Caboclo é o termo usado para distinguir os descendentes dos índios na região amazônica. Entretanto, na origem da palavra não fazia distinção nem da palidez do branco europeu e muito menos da pele morena do mestiço, servindo para descrever a ambos.
“Segundo Antônio Geraldo da Cunha, tudo começou com o vocábulo Kari’uoka (homem branco + casa), que passou a kara’iua, depois caraíba, como as populações tupi apelidavam o europeu. Um novelo de transformações veio vindo do veio linguístico kari’ uoka, kara’iua, tendo como último ramo a forma caboclo”, afirma a doutora em Letras Amarílis Tupiassu, no texto “Cauocolo, Cabocolo, Cobocoro, Caboclo”.
O ensaio serve de mote para a exposição fotográfica “Caboco”, que estreia hoje (13), na galeria Graça Landeira. Reunindo 21 trabalhos de 15 fotógrafos paraenses, a exposição adota a grafia errada como uma espécie de bandeira pela identidade da região.

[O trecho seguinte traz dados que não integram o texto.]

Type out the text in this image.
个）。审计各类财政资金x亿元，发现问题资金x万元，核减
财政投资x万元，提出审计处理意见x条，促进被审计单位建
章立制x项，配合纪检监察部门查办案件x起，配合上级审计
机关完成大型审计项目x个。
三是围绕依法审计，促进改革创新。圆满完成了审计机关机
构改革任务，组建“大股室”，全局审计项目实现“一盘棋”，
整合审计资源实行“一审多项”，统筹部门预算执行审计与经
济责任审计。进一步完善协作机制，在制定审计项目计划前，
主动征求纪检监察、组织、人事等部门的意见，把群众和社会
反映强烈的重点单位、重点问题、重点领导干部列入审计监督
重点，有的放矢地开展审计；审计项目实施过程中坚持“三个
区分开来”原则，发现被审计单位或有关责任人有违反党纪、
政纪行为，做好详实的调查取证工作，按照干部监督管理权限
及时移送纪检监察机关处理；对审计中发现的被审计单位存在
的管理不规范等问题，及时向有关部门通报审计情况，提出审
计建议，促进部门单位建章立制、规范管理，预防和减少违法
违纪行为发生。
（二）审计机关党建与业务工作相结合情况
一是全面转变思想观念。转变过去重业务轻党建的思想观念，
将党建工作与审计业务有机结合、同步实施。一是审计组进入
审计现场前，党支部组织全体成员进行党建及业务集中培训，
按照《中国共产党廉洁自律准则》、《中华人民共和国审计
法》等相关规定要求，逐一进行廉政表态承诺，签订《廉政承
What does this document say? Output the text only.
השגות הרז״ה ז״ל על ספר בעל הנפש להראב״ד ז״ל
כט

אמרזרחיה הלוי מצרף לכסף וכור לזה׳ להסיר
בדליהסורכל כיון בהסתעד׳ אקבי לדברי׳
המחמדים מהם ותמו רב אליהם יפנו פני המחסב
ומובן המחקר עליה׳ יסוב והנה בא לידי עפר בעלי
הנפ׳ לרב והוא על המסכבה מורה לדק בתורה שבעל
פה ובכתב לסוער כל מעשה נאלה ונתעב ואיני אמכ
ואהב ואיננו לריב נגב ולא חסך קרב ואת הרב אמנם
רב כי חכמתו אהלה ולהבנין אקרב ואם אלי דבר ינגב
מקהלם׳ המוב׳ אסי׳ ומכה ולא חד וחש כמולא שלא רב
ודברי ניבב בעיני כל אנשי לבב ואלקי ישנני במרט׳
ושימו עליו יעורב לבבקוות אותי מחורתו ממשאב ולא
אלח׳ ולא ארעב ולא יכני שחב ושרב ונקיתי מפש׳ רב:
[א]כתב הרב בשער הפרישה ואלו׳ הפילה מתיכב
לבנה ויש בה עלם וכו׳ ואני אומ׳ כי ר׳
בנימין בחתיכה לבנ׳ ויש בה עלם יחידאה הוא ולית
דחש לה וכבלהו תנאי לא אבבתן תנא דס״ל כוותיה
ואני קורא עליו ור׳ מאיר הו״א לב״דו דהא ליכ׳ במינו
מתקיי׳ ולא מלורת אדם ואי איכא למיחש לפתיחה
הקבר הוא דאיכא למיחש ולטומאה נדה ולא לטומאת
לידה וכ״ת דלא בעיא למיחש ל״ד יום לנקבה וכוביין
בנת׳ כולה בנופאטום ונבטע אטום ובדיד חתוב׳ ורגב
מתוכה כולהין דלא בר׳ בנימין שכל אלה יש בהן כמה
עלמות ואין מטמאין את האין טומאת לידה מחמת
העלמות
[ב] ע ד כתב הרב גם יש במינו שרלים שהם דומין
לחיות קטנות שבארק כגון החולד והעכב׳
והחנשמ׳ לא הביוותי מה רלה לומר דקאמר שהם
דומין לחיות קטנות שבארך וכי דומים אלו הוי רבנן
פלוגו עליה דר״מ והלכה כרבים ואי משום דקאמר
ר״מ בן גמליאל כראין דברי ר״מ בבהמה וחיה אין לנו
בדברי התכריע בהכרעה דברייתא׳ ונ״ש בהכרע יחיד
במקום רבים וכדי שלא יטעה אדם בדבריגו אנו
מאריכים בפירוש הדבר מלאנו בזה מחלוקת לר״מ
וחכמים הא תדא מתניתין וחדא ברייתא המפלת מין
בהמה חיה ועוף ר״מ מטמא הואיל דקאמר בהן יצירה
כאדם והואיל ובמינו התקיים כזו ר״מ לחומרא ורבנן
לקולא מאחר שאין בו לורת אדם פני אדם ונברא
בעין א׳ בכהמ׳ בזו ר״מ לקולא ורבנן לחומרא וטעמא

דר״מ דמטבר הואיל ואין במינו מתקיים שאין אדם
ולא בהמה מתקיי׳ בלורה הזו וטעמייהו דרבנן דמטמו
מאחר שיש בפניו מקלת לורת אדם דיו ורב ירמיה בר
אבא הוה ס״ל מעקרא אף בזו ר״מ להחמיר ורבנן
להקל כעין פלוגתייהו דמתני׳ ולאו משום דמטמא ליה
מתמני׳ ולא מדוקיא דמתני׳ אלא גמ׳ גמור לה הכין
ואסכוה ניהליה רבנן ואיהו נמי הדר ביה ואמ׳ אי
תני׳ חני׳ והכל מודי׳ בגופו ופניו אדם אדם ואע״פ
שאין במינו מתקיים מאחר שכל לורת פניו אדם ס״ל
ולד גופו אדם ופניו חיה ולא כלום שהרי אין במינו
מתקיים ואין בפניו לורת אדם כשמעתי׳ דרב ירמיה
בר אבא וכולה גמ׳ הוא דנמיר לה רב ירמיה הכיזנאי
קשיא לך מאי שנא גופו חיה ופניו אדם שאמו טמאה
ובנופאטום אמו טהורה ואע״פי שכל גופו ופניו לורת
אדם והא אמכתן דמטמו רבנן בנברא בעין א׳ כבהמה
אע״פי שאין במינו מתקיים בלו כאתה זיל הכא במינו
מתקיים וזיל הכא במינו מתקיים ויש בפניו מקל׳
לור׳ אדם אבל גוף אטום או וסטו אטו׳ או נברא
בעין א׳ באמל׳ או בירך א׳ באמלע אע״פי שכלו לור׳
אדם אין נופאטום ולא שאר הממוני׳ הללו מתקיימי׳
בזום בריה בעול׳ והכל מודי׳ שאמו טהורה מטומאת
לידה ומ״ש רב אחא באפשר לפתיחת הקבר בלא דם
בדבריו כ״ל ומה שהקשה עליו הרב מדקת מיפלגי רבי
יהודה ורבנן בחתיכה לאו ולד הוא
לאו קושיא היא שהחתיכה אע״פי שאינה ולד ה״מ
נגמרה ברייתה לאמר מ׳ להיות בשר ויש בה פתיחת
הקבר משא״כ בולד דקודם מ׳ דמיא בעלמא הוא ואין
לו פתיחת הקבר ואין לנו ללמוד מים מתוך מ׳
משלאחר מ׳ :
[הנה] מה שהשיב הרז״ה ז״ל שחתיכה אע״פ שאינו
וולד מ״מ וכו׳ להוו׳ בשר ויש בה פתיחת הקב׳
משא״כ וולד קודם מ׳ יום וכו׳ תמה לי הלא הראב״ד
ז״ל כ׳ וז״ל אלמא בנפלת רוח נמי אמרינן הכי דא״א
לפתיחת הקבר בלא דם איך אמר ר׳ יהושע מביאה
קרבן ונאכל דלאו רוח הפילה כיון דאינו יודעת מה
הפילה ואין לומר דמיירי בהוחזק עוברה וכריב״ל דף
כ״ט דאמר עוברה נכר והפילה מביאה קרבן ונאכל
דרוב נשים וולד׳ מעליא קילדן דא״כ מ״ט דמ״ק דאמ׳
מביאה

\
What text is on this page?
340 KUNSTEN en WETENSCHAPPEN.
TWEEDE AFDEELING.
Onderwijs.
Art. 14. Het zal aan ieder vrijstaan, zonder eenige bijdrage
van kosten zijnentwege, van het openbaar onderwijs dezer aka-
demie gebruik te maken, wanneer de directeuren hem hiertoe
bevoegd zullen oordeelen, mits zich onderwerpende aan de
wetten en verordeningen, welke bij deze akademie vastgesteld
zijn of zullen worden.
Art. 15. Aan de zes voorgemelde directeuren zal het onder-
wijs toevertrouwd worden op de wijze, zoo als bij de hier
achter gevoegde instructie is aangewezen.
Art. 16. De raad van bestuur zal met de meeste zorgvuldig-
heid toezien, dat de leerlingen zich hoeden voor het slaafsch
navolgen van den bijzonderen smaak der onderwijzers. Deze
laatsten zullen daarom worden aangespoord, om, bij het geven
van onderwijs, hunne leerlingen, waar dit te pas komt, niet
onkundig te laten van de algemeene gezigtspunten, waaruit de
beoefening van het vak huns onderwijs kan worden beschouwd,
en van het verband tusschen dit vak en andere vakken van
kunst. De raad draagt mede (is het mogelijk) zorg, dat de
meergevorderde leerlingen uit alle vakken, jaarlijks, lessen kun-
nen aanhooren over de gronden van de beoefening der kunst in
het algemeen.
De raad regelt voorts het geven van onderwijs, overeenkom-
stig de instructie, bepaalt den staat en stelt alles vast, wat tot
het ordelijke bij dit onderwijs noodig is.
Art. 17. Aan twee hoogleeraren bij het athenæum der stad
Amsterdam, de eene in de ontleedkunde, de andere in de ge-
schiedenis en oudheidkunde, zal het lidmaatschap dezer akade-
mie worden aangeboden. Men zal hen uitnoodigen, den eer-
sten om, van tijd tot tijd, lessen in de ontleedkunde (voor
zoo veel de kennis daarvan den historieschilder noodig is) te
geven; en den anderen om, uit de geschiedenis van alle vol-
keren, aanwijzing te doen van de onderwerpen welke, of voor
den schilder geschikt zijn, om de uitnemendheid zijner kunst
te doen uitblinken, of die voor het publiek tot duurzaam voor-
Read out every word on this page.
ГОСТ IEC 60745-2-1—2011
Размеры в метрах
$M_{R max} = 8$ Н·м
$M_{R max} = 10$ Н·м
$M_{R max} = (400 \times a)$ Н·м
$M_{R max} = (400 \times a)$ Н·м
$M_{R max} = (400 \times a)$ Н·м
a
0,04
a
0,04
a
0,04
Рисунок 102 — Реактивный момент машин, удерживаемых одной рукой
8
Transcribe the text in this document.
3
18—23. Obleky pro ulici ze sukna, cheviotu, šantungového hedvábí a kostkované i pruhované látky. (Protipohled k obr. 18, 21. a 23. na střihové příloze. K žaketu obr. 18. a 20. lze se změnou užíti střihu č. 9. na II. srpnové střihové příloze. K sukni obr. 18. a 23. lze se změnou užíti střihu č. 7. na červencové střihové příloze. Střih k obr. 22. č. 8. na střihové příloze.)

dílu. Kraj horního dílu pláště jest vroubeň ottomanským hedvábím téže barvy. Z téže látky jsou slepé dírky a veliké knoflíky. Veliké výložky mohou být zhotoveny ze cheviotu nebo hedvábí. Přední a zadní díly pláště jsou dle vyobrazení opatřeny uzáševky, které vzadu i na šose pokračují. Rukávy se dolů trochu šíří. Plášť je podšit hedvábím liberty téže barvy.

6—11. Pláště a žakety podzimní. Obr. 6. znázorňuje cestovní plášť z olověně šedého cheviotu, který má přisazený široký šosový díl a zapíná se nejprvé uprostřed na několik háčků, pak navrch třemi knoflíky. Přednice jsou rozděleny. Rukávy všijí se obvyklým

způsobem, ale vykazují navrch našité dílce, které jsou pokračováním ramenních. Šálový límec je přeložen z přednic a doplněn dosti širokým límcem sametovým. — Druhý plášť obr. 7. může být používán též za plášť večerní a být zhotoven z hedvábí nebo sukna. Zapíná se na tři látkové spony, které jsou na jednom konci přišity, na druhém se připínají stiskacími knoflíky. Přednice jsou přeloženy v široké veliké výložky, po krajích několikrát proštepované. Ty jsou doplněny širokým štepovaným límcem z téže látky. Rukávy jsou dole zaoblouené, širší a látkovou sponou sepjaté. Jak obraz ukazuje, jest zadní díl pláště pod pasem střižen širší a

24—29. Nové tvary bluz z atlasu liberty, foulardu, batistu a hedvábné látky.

“Conhece alguém aqui no Pará que fala caboclo? Eu sinceramente não conheço. É porque do jeito que está no dicionário, caboclo é um termo que não nos pertence, que foi imposto de fora. Ele foi desapropriado do tupi, para ganhar conotações pejorativas. Sinônimo de atraso de desenvolvimento. Mas no Pará, ela foi avante e voltou a virar coisa boa na forma do caboco. Faz parte da nossa definição como povo, nossa pele, nosso passado”, defende Amarílis. “As pessoas daqui são o destaque da mostra. Ao invés da paisagem, o homem está em primeiro plano. Elas também revelam uma relação muito intima do paraense com o ambiente ao seu redor. Seja o ribeirinho contemplando o rio em frente a sua palafita. Seja o barqueiro no Ver-o-Peso. Todos parecem integrados ao ambientem em que vivem”, define Emanuel Franco, coordenador da galeria e curador da exposição.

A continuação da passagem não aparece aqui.